Jan Dauve never wanted to be a teacher. In fact, the current teaching professor, director of undergraduate studies and adviser chair in the agricultural and applied economics department really just wanted to fish.
Originally, he chose the University of Missouri, because he planned to pursue a bachelor’s degree in fisheries and wildlife, and it was one of the only programs in the state at the time. He is a self-proclaimed fishing addict.
“And then, life is a series of unanticipated events,” Dauve said.
His college career wasn’t always smooth sailing. After making Mizzou’s junior varsity basketball team, Dauve saw his GPA drop by more than a point. So at the beginning of his junior year, he quit school and spent a semester juggling two jobs – one working in a hotel in downtown St. Louis and the other as a night auditor at a hotel in Columbia. One required 40 hours a week and one required 56 hours a week. He said he learned how to sleepwalk during that time.
“Doing the job search, and seeing how much I was being paid … I looked around and said ‘I can do better than this,’ and went back to school,” Dauve said. “From then on I did dramatically better academically. It was kind of a turning point.”
Back at Mizzou, he wasn’t quite sure what he wanted to do. He took his first required economics classes, and then he changed his major.
“I really thought economists were evil at that point – greedy S.O.B.s,” Dauve said. “Well, then I figured out what economics was really about in class, and I thought, ‘Wow, this stuff makes sense. I was all wrong.’”
Even then though, teaching never seemed like part of his plan. A friend, and PhD candidate in the program, roped him into being Professor Ken Bogg’s teaching assistant for his introductory micro and macroeconomics classes. And Dauve got his first taste of teaching.
“I was so nervous the first time in the classroom, I was pitted out to my belt,” Dauve said. “When I first went to write up at the chalkboard I pushed so hard the chalk was crumbling. A year later I could still see the divot I had made in it on my first day. I was just petrified.”
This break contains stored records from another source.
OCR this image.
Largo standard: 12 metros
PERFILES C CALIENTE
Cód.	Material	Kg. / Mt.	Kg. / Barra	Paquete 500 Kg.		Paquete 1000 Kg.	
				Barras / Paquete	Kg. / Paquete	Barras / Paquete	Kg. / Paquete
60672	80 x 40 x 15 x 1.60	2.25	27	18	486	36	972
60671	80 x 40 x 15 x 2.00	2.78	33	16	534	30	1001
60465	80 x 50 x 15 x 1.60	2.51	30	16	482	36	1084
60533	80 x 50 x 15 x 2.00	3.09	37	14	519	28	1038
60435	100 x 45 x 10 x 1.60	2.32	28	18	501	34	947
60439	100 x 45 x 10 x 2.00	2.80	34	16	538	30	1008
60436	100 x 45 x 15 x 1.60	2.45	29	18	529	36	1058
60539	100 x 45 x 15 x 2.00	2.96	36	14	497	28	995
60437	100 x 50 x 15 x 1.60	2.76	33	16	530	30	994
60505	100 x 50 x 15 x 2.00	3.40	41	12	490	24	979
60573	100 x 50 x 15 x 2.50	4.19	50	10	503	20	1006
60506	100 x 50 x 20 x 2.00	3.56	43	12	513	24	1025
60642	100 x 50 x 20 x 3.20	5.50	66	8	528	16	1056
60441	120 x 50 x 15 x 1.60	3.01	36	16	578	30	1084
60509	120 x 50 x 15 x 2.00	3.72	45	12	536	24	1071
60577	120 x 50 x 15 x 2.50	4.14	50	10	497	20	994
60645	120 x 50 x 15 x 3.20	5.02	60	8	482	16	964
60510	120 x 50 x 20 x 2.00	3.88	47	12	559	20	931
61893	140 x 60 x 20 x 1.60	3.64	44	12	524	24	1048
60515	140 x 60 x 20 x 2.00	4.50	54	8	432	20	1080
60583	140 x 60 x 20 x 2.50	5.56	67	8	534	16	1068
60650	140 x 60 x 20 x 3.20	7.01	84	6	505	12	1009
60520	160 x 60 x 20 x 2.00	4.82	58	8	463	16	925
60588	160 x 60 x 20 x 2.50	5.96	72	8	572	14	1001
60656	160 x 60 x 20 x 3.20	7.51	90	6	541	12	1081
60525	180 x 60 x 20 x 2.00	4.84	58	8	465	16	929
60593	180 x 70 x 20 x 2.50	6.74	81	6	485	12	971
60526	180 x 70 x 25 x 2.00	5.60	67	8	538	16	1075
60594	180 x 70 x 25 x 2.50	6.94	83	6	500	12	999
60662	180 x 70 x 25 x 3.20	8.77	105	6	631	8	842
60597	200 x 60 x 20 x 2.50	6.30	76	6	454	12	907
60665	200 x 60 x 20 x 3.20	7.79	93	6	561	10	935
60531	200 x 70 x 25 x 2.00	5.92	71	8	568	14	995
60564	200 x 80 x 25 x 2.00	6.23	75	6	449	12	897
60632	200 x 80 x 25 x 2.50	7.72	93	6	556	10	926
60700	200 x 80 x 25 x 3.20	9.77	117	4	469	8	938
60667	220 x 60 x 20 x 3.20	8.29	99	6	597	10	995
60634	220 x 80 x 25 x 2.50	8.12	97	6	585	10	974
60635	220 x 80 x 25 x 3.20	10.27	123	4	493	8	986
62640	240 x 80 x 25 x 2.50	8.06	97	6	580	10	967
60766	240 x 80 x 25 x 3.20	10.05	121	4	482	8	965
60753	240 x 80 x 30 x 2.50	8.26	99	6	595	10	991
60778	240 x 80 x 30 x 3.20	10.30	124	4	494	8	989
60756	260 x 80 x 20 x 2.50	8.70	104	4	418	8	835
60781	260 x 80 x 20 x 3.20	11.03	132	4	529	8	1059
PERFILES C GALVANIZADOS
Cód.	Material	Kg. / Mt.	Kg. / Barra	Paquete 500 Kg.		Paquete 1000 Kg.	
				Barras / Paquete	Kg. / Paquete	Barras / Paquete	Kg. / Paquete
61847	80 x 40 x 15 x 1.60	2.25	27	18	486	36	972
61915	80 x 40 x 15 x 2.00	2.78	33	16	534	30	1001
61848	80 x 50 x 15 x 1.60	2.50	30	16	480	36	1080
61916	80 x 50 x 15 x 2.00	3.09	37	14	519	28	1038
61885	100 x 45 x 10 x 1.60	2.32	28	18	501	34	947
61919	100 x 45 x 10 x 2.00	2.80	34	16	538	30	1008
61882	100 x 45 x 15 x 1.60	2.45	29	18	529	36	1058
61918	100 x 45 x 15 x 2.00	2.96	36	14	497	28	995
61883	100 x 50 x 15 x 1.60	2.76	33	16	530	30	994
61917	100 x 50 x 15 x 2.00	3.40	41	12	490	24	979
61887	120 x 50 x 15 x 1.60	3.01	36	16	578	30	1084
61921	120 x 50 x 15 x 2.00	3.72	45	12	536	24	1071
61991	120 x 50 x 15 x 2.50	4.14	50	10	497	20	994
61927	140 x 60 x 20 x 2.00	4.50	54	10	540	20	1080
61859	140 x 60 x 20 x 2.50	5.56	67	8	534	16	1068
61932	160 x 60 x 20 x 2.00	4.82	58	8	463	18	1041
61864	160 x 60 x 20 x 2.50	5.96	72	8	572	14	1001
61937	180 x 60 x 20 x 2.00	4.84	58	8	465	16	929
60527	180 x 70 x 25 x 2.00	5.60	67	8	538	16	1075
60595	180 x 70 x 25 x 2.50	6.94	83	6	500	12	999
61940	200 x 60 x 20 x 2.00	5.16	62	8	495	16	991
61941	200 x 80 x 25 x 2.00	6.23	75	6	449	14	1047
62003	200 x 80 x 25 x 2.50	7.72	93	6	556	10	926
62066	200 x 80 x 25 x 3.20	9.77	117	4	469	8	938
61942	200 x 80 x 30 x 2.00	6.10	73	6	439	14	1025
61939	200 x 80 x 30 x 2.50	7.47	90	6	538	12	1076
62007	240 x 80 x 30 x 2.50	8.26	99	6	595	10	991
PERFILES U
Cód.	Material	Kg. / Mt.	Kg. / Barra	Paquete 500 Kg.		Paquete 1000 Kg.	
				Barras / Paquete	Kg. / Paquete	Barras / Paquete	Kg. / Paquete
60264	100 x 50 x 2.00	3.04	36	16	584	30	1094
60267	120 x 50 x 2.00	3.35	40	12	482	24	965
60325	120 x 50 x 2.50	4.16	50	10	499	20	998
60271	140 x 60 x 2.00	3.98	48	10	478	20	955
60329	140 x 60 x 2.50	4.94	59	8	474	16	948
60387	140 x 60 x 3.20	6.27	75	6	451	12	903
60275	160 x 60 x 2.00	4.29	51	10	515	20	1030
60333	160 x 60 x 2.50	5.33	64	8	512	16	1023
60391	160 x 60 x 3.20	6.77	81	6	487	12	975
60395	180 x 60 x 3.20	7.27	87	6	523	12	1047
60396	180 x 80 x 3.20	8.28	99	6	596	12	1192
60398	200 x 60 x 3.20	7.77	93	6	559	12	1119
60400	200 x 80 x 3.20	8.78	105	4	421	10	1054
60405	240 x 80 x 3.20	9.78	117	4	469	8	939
After some time at Mizzou, he taught classes at Missouri Western State University in St. Joseph, Mo., and then moved on to Colorado State University for his PhD. He also taught at Northwest Missouri State University in Maryville, Mo., for three years, before coming back to Mizzou.
Dauve said he loves to see the light come on in a student’s eyes. He tinkered with his system and was never afraid to try new things. He was among the first to use clickers and online quizzes on campus. His enthusiasm for the subject – and for life – showed in his classrooms. He’s taught a multitude of ag econ and ag buisness courses. He greeted each lecture hall, even at 8 a.m., with a hearty, “Good moooorning econ fans!” He even wrote song lyrics on the top of each test.
“One day in class I was selling bottles of water in class, and a guy bid for it,” Dauve said. “So I walked five rows deep on the desktops to give him his bottle. And stood there on the desk to give the next part of the lecture. From there I had unique perspective, and, well, I had everyone’s attention.”
His relationship with the students sets him apart from other educators and advisers, noted Fabio Chaddad, an assistant professor in the agricultural and applied economics department.
“Students like being around him,” Chaddad said. “They feel Jan cares about them and their career, and this makes a big difference.”
Teaching and advising suited him. Although a large lecture hall would intimidate some, Joe Parcell, department chair and professor in the agricultural and applied economics department, said Dauve didn’t let it faze him. He was on the cutting edge of innovative teaching and learning, he said. But it was his connection to the students, that most impressed Parcell.
“Dr. Dauve believes in the potential in every student that walks through his door or into his classroom,” Parcell said. “Jan is viewed across campus, CAFNR and within the department as a go-to-person for teaching and advising advice.”
Though he switched from fisheries to agricultural economics, he still had a fisherman’s heart. He proposed to his wife in a little blue fishing boat, and being careful not to spill the plastic cups of wine, got down on one knee. She said yes. They’ve been married 25 years.
“She always liked to walk … when we met in Colorado we would hike into the mountains to camp overnight,” Dauve said. “And when we moved to Missouri we did float trips on the Missouri River. But those slowly but surely became impossible.”
He and his wife’s plans, and what he feels is a reduced focus on students at the university, made him begin thinking about retirement. This will be Dauve’s final semester.
“I didn’t want to leave with a bad taste in my mouth,” he said. “And if I don’t take walks with my wife now, when will I?”
Chaddad said that when Dauve leaves, the department will lose a reference point, a leader, the glue and the go-to-guy of the undergraduate programs.
“Jan is a great adviser, teacher and colleague, but it was these intangible characteristics that makes him special and will be missed,” Chaddad said.
Parcell said the department will be different after Dauve’s departure and that the change is already taking place.
“In true Jan Dauve spirit, he ensured a transition period for sharing his knowledge to others,” Parcell said. “I would like to feel the department is prepared for after Jan, but that feeling is a wishful feeling. It’s impossible to replace an institution that so many persons relied on for advice.”